His cramped office in University Career Services doesn’t have a window.Papers, cards, an umbrella, a mug and compact discs lie scattered over his dark wood desk, and his computer screen is propped on several books to bring it up to eye level for his 6-foot-4-inch stature.
His office may be cramped and cluttered, but Chuck Dunning, associate director of University Career Services, said he has his ideal job, and it took him lots of searching to find it.
He is a career counselor who had trouble finding a career, and even though it took many jobs to count to figure out what he does, Dunning said he is ready to use his experiences and stories to help TCU students.
Growing up with a love of the outdoors, Dunning said, he originally wanted to major in wildlife and fishery sciences.
But as it came time to figure out what to do with his life, Dunning’s search for a career wasn’t as easy as going to a college counselor to figure things out.
“I didn’t get any career counseling, and I dropped out after my first year in college because I didn’t want to do what I thought I wanted to do,” Dunning said. “I didn’t have any idea what I was going to do if I wasn’t going to do that.”
Dunning said he went to trade school to be a gunsmith, worked in a sporting goods store, worked in a pet store, went to electrical school and eventually received career counseling after a back injury ended his career as an electrician.
“I was really beginning to think of myself as a loser at that time,” Dunning said. “All these things that I thought should work out were beginning to crumble and fall apart.”
Dunning said he went to the Texas Rehabilitation Commission to find a new job, and that he underwent a lot of career counseling.

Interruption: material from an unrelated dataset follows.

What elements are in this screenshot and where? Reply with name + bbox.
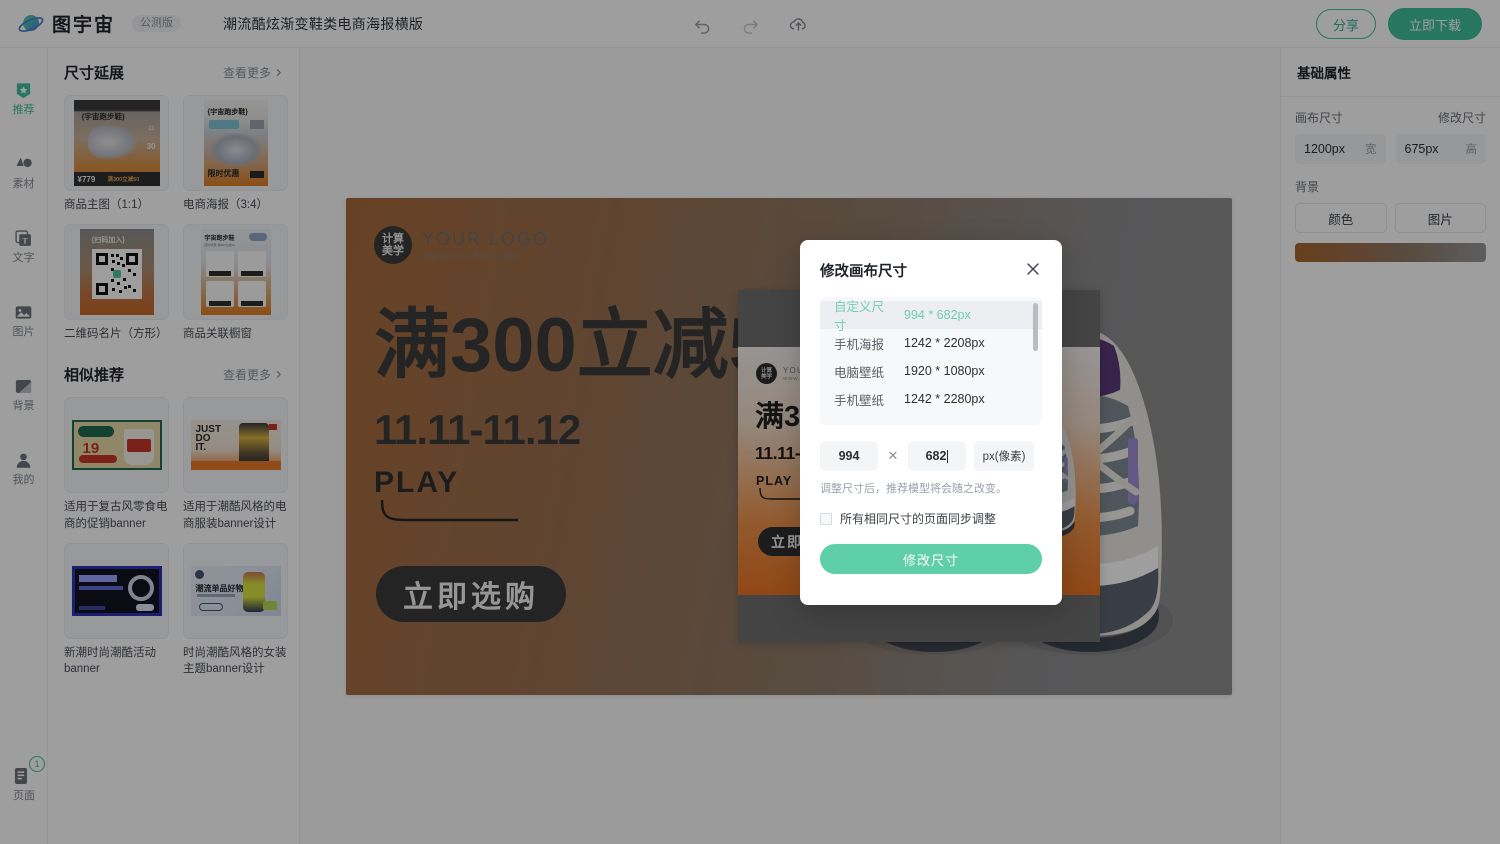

Dunning said he has always been fascinated with the world of ideas and he has always wondered why people do the things they do.
“I was the youngest of three children,” Dunning said. “Both of my sisters were significantly older than me, and so I had a lot of opportunities to observe these intense relationships between them and between them and my parents.”
He said he thinks observing his family when he was young is where his fascination with the mind and its ideas began, which eventually led him to pursue a career in psychology.
He said he had a great time when he went back to college and made a 4.0 GPA in his first semester.
Dunning has a bachelor’s degree in psychology and a master’s degree in education from the University of North Texas. He is also a licensed professional counselor.
Dunning said he decided to work with college students because that part of his life had been hard for him and he had some experiences he could share with college students.
“Because I’m the kind of person who is interested in ideas and people and why people think and do what they do, I was paying attention to what was going on inside of me through all of the struggles on my own path of self-discovery,” Dunning said.
“Having paid close attention to all of that, I am then able to really relate more to people who are struggling.”
The common theme Dunning found in his search for a job that would make him happy, he said, was a need for intellectual stimulation.
“Ultimately what I discovered that is meaningful to me is that the mind is the most real thing there is,” Dunning said.
Having always been intrigued with the study of ideas, studying psychology was a way to stimulate his mind and study it at the same time.
“Human beings are not computer programs; they’re not something that we can ever completely figure out and map out,” Dunning said.
His study of the mind and its workings has led Dunning to study many subjects, one being phenomenology – the idea that reality consists of objects and events as they are consciously perceived, not of anything independent of human consciousness.
“We don’t know any of this stuff out here without the mind,” Dunning said as he knocked on his desk and shuffled the papers lying around him to illustrate one of the theories of phenomenology.
He said he has also found poetry to be an outlet that is intellectually stimulating and has had some of his poetry published.